SMRs and AMRs

Thursday, July 16, 2009

Will Iraq Be a Global Gas Pump?

The (re)making of a petro-state.
—By Michael T. Klare
MotherJones

Has it all come to this? The wars and invasions, the death and destruction, the exile and torture, the resistance and collapse? In a world of shrinking energy reserves, is Iraq finally fated to become what it was going to be anyway, even before the chaos and catastrophe set in: a giant gas pump for an energy-starved planet? Will it all end not with a bang, but with a gusher? The latest oil news out of that country offers at least a hint of Iraq's fate.

For modern Iraq, oil has always been at the heart of everything. Its very existence as a unified state is largely the product of oil.

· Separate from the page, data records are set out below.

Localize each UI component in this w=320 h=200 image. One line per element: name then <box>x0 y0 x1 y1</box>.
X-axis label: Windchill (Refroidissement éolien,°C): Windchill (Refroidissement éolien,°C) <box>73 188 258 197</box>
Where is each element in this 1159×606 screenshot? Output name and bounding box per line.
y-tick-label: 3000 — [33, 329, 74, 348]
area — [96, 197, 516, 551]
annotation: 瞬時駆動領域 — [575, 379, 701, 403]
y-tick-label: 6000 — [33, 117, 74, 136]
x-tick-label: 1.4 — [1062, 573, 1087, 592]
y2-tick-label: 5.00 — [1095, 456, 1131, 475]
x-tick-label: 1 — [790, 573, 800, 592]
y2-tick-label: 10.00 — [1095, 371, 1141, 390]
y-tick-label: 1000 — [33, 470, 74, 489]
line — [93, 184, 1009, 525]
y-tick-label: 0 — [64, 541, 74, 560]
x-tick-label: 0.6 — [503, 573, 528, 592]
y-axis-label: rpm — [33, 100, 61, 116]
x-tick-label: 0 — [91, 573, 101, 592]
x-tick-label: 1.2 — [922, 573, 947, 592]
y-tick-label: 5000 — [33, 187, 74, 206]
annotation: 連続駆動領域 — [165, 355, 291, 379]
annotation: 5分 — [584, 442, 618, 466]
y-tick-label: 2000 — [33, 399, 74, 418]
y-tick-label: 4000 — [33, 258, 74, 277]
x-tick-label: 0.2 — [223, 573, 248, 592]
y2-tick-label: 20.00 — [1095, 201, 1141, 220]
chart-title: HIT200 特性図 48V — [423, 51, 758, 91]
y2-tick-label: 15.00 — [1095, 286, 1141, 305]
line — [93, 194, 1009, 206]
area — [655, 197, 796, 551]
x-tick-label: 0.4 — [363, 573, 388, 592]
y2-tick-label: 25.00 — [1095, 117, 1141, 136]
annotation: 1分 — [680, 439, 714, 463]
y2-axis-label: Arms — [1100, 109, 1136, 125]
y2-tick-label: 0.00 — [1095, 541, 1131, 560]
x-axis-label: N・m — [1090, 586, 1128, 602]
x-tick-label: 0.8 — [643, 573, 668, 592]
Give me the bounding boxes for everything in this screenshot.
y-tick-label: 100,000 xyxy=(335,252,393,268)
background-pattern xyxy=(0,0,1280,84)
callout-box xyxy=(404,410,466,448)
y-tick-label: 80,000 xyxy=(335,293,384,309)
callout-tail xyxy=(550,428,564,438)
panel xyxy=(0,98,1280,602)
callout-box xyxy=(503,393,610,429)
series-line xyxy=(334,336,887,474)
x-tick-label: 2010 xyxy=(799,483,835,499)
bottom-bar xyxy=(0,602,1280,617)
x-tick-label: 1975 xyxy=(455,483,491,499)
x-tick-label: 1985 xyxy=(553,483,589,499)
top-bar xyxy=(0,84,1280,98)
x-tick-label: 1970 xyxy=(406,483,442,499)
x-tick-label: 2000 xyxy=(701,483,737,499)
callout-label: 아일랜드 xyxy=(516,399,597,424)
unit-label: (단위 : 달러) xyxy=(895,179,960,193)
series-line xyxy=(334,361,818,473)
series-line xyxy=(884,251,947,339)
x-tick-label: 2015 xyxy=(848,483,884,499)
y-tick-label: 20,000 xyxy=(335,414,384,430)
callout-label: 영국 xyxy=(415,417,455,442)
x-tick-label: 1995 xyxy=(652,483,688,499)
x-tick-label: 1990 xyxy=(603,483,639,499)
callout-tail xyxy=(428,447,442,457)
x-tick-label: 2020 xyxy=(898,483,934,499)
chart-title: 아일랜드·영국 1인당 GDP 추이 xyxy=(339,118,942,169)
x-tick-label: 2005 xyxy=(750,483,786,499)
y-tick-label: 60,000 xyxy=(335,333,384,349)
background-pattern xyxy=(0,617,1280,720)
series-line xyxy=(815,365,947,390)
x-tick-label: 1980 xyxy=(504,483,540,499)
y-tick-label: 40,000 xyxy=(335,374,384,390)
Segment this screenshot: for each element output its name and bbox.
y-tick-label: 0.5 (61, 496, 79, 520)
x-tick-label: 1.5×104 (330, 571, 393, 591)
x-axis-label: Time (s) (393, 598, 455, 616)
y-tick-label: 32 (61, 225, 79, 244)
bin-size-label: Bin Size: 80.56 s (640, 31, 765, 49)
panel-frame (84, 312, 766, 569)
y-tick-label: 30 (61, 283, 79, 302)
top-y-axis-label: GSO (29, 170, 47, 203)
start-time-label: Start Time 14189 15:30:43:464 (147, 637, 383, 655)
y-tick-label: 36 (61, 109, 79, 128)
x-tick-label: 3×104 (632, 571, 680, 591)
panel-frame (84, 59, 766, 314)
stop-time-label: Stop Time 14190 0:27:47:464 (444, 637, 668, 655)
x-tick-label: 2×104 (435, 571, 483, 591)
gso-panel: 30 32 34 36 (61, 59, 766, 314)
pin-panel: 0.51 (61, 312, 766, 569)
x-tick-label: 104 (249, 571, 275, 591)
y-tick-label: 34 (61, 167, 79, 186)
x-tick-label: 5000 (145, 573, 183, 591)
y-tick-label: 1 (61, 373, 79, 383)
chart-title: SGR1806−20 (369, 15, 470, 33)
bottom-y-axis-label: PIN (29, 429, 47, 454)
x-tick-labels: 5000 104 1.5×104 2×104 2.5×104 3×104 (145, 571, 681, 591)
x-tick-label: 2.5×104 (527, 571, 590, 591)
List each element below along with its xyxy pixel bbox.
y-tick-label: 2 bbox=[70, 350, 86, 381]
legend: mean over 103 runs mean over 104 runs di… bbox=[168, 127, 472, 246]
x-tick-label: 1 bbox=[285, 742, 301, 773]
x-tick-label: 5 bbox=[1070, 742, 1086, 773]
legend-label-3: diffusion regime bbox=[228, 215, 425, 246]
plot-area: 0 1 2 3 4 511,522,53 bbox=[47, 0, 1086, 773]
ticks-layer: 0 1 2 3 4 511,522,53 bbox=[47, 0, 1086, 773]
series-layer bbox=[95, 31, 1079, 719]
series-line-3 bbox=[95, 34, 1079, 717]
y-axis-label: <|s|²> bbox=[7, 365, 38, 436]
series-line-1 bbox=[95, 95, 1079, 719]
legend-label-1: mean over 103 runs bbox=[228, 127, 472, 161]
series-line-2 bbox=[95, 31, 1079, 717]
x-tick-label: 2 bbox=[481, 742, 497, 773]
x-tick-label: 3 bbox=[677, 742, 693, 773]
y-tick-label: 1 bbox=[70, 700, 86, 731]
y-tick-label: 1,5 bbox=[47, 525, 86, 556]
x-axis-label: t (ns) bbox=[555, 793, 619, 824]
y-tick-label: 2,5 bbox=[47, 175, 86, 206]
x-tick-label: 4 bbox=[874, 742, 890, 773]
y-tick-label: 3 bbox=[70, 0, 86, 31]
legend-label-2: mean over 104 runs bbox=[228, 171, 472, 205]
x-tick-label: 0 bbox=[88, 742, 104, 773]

In 1920, under the aegis of the League of Nations, Britain cobbled together the Kingdom of Iraq from the Ottoman provinces of Basra, Baghdad, and Mosul in order to better exploit the holdings of the Turkish Petroleum Company, forerunner of the Iraq Petroleum Company (IPC). Later, Iraqi nationalists and the Baath Party of Saddam Hussein nationalized the IPC, provoking unrelenting British and American hostility. Hussein rewarded his Sunni allies in the Baath Party by giving them lucrative positions in the state company, part of a process that produced a dangerous rift with the country's Shiite majority. And these are but a few of the ways in which modern Iraqi history has been governed by oil.